Faites entrer de nouveaux actionnaires, renouveler les gens de bonnes volontés, OUVREZ le club !
Voici des proposions de pistes claires :
- Trouver un vrai Président
Quelqu’un de charismatique, NOUVEAU (détaché des récentes guerres intestines) et capable d’avoir une vraie vision passionnée à moyen terme.
- Trouver un vrai coach et lui faire confiance
Quelqu’un qui travaillera à l’anglaise, comme un manager. Capable de faire lui-même (et d’assumer) son recrutement, d’avoir également une vision ou une philosophie du jeu qu’il veut voir pratiquer par son club.

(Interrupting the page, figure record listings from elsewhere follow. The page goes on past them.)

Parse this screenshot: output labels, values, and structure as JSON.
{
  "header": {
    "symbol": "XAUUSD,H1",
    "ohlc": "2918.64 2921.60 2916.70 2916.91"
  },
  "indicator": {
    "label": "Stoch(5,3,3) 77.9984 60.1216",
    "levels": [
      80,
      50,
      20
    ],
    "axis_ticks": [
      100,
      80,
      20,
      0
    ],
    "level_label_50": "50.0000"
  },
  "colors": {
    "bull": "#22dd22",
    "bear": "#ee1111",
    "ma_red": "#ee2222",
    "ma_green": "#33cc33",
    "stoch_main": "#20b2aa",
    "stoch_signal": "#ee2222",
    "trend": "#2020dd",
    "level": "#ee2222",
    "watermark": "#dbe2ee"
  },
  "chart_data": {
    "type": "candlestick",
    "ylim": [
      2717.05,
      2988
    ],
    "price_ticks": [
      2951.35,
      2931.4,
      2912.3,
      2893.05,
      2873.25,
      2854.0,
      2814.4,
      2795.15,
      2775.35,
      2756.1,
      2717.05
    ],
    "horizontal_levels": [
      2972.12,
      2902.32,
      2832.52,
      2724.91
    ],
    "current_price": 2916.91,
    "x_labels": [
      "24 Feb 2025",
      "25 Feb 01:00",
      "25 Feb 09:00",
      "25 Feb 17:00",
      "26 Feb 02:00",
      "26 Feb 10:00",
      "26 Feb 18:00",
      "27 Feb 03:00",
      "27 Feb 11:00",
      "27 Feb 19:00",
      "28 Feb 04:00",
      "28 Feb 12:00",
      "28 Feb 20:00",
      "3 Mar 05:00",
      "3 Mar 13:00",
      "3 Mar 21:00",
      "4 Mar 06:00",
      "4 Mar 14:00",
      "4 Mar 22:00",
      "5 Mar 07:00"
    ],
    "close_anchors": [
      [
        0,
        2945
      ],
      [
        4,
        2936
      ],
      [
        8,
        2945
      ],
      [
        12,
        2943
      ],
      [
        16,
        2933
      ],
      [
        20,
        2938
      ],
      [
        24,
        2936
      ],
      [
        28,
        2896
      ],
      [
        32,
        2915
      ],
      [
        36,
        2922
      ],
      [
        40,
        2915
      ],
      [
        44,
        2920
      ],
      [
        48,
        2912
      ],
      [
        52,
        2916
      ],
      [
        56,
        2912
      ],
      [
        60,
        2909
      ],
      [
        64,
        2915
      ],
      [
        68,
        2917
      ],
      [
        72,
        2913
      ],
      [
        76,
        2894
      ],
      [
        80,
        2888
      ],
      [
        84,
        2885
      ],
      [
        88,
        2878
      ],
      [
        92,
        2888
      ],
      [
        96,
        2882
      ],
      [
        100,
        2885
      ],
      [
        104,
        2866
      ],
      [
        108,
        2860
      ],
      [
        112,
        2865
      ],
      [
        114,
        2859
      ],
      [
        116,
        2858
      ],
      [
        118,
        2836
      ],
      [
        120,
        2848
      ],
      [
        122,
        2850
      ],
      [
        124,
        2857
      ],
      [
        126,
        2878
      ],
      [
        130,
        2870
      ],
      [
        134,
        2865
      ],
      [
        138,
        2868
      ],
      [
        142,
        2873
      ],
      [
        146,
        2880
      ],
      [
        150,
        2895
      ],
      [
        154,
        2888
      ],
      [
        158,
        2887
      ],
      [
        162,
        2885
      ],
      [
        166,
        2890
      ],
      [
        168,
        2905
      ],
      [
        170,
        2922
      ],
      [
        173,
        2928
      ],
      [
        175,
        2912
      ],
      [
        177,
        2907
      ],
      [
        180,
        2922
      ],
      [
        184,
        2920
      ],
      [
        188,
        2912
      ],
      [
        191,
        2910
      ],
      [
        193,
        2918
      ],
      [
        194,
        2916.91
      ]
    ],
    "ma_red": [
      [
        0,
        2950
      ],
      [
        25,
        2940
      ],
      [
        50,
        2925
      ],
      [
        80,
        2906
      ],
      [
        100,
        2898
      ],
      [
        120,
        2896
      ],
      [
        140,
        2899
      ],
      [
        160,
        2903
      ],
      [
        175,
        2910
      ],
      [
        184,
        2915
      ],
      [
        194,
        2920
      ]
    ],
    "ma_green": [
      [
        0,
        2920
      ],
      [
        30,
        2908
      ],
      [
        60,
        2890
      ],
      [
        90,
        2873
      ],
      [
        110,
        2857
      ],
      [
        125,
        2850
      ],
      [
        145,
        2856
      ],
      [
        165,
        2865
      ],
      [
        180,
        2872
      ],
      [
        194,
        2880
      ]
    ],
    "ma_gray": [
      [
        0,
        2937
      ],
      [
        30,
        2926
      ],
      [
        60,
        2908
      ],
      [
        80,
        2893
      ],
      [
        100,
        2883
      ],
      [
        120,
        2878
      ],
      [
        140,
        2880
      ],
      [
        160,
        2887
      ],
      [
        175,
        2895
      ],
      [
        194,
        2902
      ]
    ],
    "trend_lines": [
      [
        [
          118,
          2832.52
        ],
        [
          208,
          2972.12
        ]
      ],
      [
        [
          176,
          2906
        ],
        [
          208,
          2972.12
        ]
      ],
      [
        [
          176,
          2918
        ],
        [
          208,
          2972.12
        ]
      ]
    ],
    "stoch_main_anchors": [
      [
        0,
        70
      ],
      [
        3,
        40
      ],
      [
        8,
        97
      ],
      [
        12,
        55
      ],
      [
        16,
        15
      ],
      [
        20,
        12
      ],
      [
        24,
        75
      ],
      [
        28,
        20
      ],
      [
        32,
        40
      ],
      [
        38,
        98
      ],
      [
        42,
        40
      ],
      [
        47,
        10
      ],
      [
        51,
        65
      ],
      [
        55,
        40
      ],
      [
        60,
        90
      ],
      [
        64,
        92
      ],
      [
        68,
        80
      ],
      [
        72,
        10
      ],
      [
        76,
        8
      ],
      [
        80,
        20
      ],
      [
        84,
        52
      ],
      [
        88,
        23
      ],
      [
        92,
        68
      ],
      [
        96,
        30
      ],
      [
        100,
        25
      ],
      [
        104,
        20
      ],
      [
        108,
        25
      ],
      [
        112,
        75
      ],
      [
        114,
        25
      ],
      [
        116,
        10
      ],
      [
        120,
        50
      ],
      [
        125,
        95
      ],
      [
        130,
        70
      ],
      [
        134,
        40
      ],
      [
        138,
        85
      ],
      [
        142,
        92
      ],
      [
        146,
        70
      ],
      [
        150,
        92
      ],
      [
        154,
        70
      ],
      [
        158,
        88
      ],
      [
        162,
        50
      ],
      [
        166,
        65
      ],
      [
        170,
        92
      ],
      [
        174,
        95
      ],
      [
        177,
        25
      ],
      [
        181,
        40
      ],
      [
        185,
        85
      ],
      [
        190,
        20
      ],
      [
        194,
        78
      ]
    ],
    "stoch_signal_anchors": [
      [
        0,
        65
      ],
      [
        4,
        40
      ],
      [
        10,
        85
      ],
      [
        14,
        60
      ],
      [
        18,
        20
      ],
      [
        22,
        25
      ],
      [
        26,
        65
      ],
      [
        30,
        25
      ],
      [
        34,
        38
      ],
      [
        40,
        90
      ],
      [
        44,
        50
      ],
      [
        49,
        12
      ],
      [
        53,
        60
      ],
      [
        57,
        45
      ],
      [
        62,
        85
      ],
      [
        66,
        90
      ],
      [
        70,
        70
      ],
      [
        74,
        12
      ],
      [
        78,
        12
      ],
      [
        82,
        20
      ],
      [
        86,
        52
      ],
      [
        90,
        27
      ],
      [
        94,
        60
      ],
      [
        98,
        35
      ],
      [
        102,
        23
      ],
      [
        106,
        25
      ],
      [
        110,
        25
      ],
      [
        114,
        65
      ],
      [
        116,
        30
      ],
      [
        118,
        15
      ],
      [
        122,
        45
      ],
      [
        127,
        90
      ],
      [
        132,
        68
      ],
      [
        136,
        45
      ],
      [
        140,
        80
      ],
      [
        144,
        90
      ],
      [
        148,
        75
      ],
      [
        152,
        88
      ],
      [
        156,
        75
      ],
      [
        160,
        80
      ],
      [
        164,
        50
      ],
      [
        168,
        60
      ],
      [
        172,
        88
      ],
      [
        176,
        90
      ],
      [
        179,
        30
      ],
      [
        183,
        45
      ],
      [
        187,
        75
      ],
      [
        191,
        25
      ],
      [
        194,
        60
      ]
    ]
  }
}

- Changer le fonctionnement du centre de formation (même si il devient une école technique privée)
Fini les égos se félicitant d’avoir un jeune sélectionné en équipe de France, il faut avoir un centre de formation AU SERVICE de l’équipe première et pas “à côté”. Il sera bien temps de se féliciter lorsque nos jeunes seront des titulaires en puissance du National et de Ligue 2. Le coach de l’équipe fanion doit pouvoir imposer ses choix sur la formation. Choix tactiques comme choix sportifs (pour former les jeunes a des postes spécifiques dont l’équipe a besoin par exemple).
- Faire appel aux anciens Chamois (Karim Fradin, Franck Azzopardi, Bertrand Piton, etc.) et en rappeler d’autres pour rebâtir l’esprit club.
Mobilisons les gens qui aiment les Chamois et qui ont l’expérience du foot. Ne pas hésiter à leur donner des rôles importants et pas seulement des rôles de stagiaires faire valoir.
Avec cette descente en CFA nous sommes morts mais si nous voulons renaitre un jour et que ce jour arrive vite, ce sera évolue ou crève. Alain Perlade, Joël Coué, ne ratez pas ce train là.
Nous pouvons re-devenir un club d’avenir.